Stars James McAvoy, Michael Fassbender, Kevin Bacon, Jennifer Lawrence, January Jones, Rose Byrne, Zoë Kravitz, Nicholas Hoult, Lucas Till, Oliver Platt.
The fifth installment in the “X-Men” franchise is one of those movies that you want to love, and it tries so hard to earn that love, but something seems off.
Like X-Men Origins: Wolverine before it, First Class is a prequel, documenting how Charles Xavier (James McAvoy here, Patrick Stewart in the other movies) first assembled the team of superpowered mutants called the X-Men in the 1960s.

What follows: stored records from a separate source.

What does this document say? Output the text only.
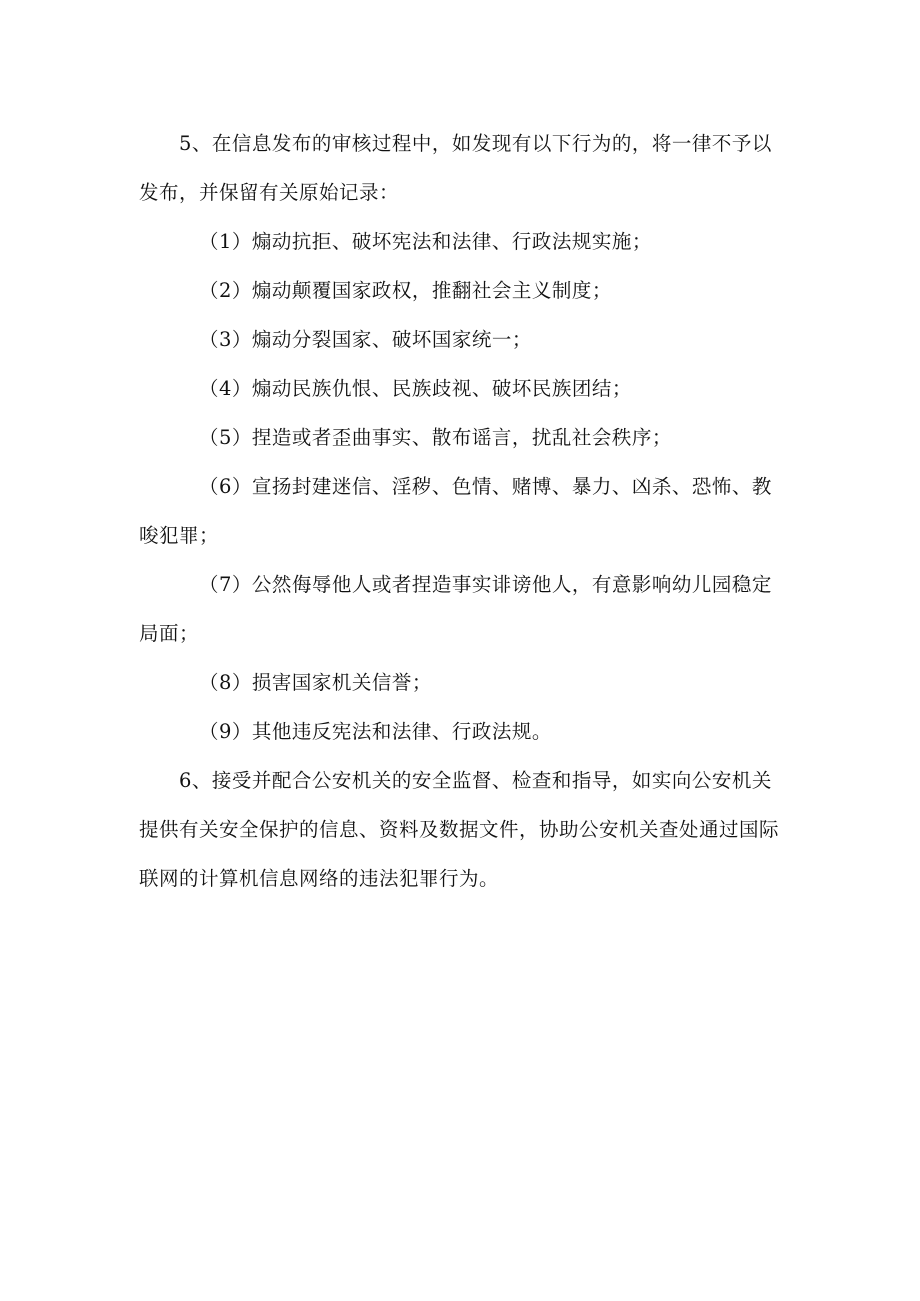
5、在信息发布的审核过程中，如发现有以下行为的，将一律不予以发布，并保留有关原始记录：

（1）煽动抗拒、破坏宪法和法律、行政法规实施；

（2）煽动颠覆国家政权，推翻社会主义制度；

（3）煽动分裂国家、破坏国家统一；

（4）煽动民族仇恨、民族歧视、破坏民族团结；

（5）捏造或者歪曲事实、散布谣言，扰乱社会秩序；

（6）宣扬封建迷信、淫秽、色情、赌博、暴力、凶杀、恐怖、教唆犯罪；

（7）公然侮辱他人或者捏造事实诽谤他人，有意影响幼儿园稳定局面；

（8）损害国家机关信誉；

（9）其他违反宪法和法律、行政法规。

6、接受并配合公安机关的安全监督、检查和指导，如实向公安机关提供有关安全保护的信息、资料及数据文件，协助公安机关查处通过国际联网的计算机信息网络的违法犯罪行为。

In a well-conceived story that’s not always in line with the continuity of the previous films, Xavier is working with the CIA to stop a villainous mutant named Sebastian Shaw (Kevin Bacon) from using the Cuban Missile Crisis to start World War III to clear the world for mutant-kind. Xavier encounters a kindred spirit in Erik Lensherr, the future Magneto who at this point is hunting Shaw for killing his mother during a Nazi experiment to unleash Erik’s latent power to control metal.
Erik is played here by Michael Fassbender, who was so good as the English spy in Inglorious Basterds and whose screen presence is, pardon the pun, magnetic. The dynamic between McAvoy and Fassbender is the main reason to watch First Class. The movie sparkles so much when they’re on screen that you almost wish the film wouldn’t cut away to the secondary characters.
Yet just when the movie seems to be hitting its stride, peaking during one of the best cameos in recent movie history, it starts stumbling over itself with hokey special effects and scenes necessitated by the story that play out very awkwardly, as if director Matthew Vaughn had no real interest in them beyond a superficial level and filmed them as an afterthought. The cheesiest is probably the scene of the teenage mutants sharing their powers and coming up with their nicknames, which just reeks of prequelitis.
Still, Vaughn was a good choice to direct, after delivering a hugely fun if over-the-top comic book adventure with Kick-Ass, but he may be too constricted here by the constraints of the franchise. His rocky relationship with the “X-Men” films (he was supposed to direct the third film, X-Men: The Last Stand, but dropped out) is well-chronicled among other behind-the-scenes aspects in a series of featurettes on the disc.
The script also tries too hard to wedge in a motif of tolerance, in particular a metaphor equating being a mutant to being gay that was so prevalent (and effective) in the first two films but is practically missing from Last Stand and Wolverine. That’s probably a factor of the return to the franchise of Bryan Singer, who directed the first two films but had nothing to do with the others. Here he serves as producer and shares a story credit. But the metaphor is shoehorned into the dialogue in such a ham-fisted way the only way it would be less subtle is if Singer popped up to wink at the audience.